Tuesday, November 14, 2017

Tues Nov 14

1629 1753 RTI Telefunken. Heard briefly calling other Dutch stations, co-channel QRM from Greek station. SINPO 23332.
1647 1700 Radio Friese Piraat. Shocking Blue song, greeting David in England, Dutch song. SINPO 34333.
1647 1733 Radio Digital. Shadows "Apache," ID, talk in DT. SINPO 34333.
1656 1745 Radio Nachtzwerver. Instrumental music, ID, greets. SINPO 34333.

(via Kiwi SDR, SW England)


Anonymous said...

Good haul of medium wave pirates there.

Heard in Bristol today, Tuesday 14th November:

Privately run shortwave stations:
Channel 292 on 6070 kHz.
Radio Mi Amigo on 6085 kHz.
Radio Marabu via Europe 24 on 6150 kHz. Programming in English.
Test Broadcast for new pan-European station on 6160 kHz. 3pm newscast from Feature Story News and programme on hits of November 1967.

Laser Hot Hits on 6205 kHz, after 2pm. Good signal.
UNID medium wave Dutch station on 1628 kHz at midnight. Strong signal and domestic AM set.

Anonymous said...

Are privately run shortwave stations relevant to this blog? They're hardly taking risks every time they broadcast...

Anonymous said...

No, they don't take the risks, and I have thought long and hard over whether to include them or not. However, the person who runs this excellent blog does regularly include press releases from Channel 292 and Radio Mi Amigo and KBC. This is because they are mostly ex-pirates. KBC ran illegally in the 1980's from Dutch soil, in around 1984-5, for example.
Radio Marabu was for decades an indie music station run via numerous land based pirate relays. The new European station on 6160 kHz features a number of recognisable shortwave pirate voices on its tests, including Andy Walker (ex-WFRL, WNKR).

As one of the shortwave DX groups puts it, the lines between true pirates and privately run shortwavers are increasingly blurred as countries like Germany grant licenses to ex-pirates to broadcast legally. I doubt that Britain will follow suit, but you never know! Other stations, like Radio Mi Amigo, make use of former Soviet era propaganda transmitters in countries like Azerbaijan to make their high power broadcasts to Europe.

Another link is that privates like Channel 292 frequently transmit tapes of offshore radio stations of the past, which is of interest to pirate listeners. Just recently, they have been putting out tapes of David Lee Stone, who you may recall worked for Laser 558, Laser 576 and of course, Radio Luxembourg.


uk dxer said...

Yes, many of the stations relayed via legal transmitters might not be pirates but are "free radio" in spirit.

Another station is European Music Radio, who started life as a pirate and was raided in the 1980s but now is heard via relays.

What about Radio Caroline? Should we ignore them now they're legal?

Anonymous said...

As a purist I don't agree with the last two comments but there is freedom of choice; I will therefore beg to differ and continue to filter my listening accordingly...

Anonymous said...

Personally, I shall be listening to Caroline when it opens on 648 kHz, as UK Dxer suggests.
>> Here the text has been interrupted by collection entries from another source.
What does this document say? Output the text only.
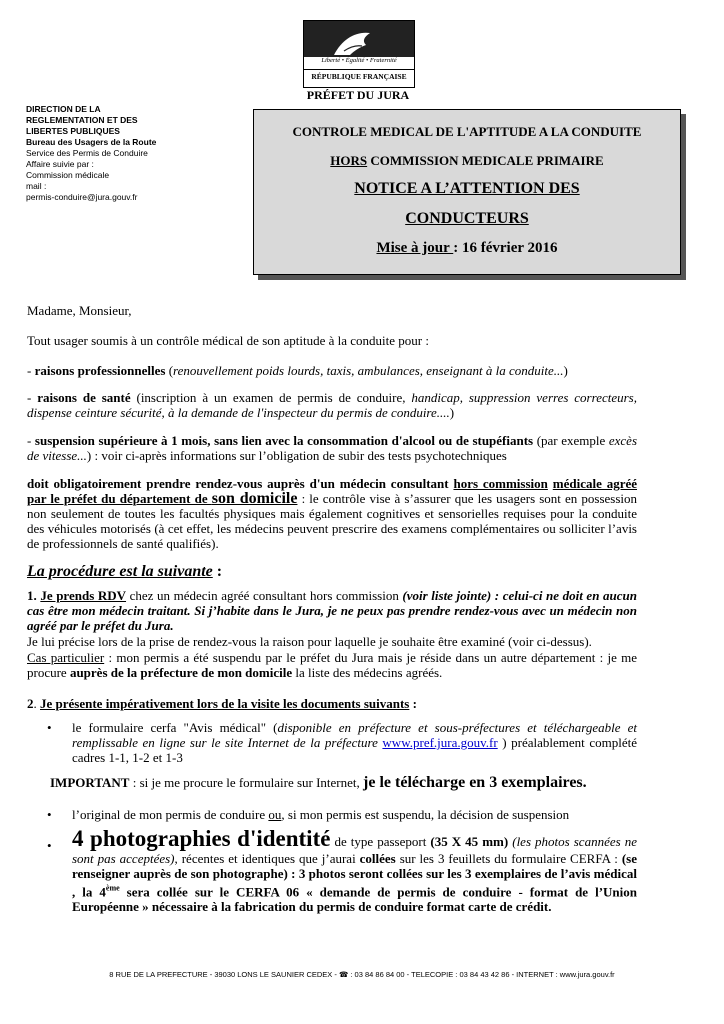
Liberté • Égalité • Fraternité
RÉPUBLIQUE FRANÇAISE
PRÉFET DU JURA
DIRECTION DE LA
REGLEMENTATION ET DES
LIBERTES PUBLIQUES
Bureau des Usagers de la Route
Service des Permis de Conduire
Affaire suivie par :
Commission médicale
mail :
permis-conduire@jura.gouv.fr
CONTROLE MEDICAL DE L'APTITUDE A LA CONDUITE
HORS COMMISSION MEDICALE PRIMAIRE
NOTICE A L’ATTENTION DES
CONDUCTEURS
Mise à jour : 16 février 2016
Madame, Monsieur,
Tout usager soumis à un contrôle médical de son aptitude à la conduite pour :
- raisons professionnelles (renouvellement poids lourds, taxis, ambulances, enseignant à la conduite...)
- raisons de santé (inscription à un examen de permis de conduire, handicap, suppression verres correcteurs, dispense ceinture sécurité, à la demande de l'inspecteur du permis de conduire....)
- suspension supérieure à 1 mois, sans lien avec la consommation d'alcool ou de stupéfiants (par exemple excès de vitesse...) : voir ci-après informations sur l’obligation de subir des tests psychotechniques
doit obligatoirement prendre rendez-vous auprès d'un médecin consultant hors commission médicale agréé par le préfet du département de son domicile : le contrôle vise à s’assurer que les usagers sont en possession non seulement de toutes les facultés physiques mais également cognitives et sensorielles requises pour la conduite des véhicules motorisés (à cet effet, les médecins peuvent prescrire des examens complémentaires ou solliciter l’avis de professionnels de santé qualifiés).
La procédure est la suivante :
1. Je prends RDV chez un médecin agréé consultant hors commission (voir liste jointe) : celui-ci ne doit en aucun cas être mon médecin traitant. Si j’habite dans le Jura, je ne peux pas prendre rendez-vous avec un médecin non agréé par le préfet du Jura.
Je lui précise lors de la prise de rendez-vous la raison pour laquelle je souhaite être examiné (voir ci-dessus).
Cas particulier : mon permis a été suspendu par le préfet du Jura mais je réside dans un autre département : je me procure auprès de la préfecture de mon domicile la liste des médecins agréés.
2. Je présente impérativement lors de la visite les documents suivants :
• le formulaire cerfa "Avis médical" (disponible en préfecture et sous-préfectures et téléchargeable et remplissable en ligne sur le site Internet de la préfecture www.pref.jura.gouv.fr ) préalablement complété cadres 1-1, 1-2 et 1-3
IMPORTANT : si je me procure le formulaire sur Internet, je le télécharge en 3 exemplaires.
• l’original de mon permis de conduire ou, si mon permis est suspendu, la décision de suspension
• 4 photographies d'identité de type passeport (35 X 45 mm) (les photos scannées ne sont pas acceptées), récentes et identiques que j’aurai collées sur les 3 feuillets du formulaire CERFA : (se renseigner auprès de son photographe) : 3 photos seront collées sur les 3 exemplaires de l’avis médical , la 4ème sera collée sur le CERFA 06 « demande de permis de conduire - format de l’Union Européenne » nécessaire à la fabrication du permis de conduire format carte de crédit.
8 RUE DE LA PREFECTURE - 39030 LONS LE SAUNIER CEDEX - ☎ : 03 84 86 84 00 - TELECOPIE : 03 84 43 42 86 - INTERNET : www.jura.gouv.fr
I tentatively heard a signal at the weekend playing rock music, which was very exciting. I did not expect to hear 648 at this distance. I understand that some Caroline supporters are disappointed that the station is not working to re-establish a signal from the North Sea, but the draconian measures contained in the 1990 Broadcasting Act seem to preclude any further offshore radio off the British coast. Totally illegal measure under international maritime law, and I have never forgiven the late 80's government for it, but I think that the Caroline organisation have done the next best thing to preserve the station and its spirit.

I can respect the fact that there are people who are purist about pirate radio. My preferred stations are pirate, and having grown up in a large city where there were many FM free radio stations, ranging from black/African-Caribbean music stations to activist political stations and everything in between, the bulk of my FM listening growing up was with the pirates. Today, all those pirate broadcasters are legal, so I would have nothing to tune to locally if it weren't for the now legalised community broadcasters. ;) I myself had the pleasure of broadcasting on several pirates, but at my age, would not like to be a top of a hilltop with a transmitter anymore. Heh!

One thing that we can all agree on is that the continuation of pirate radio is important. I have been interviewed on legal community radio about the pirate past, and have always maintained that it is important that we have transmitters that are outside government control. I believe that it is good for democracy.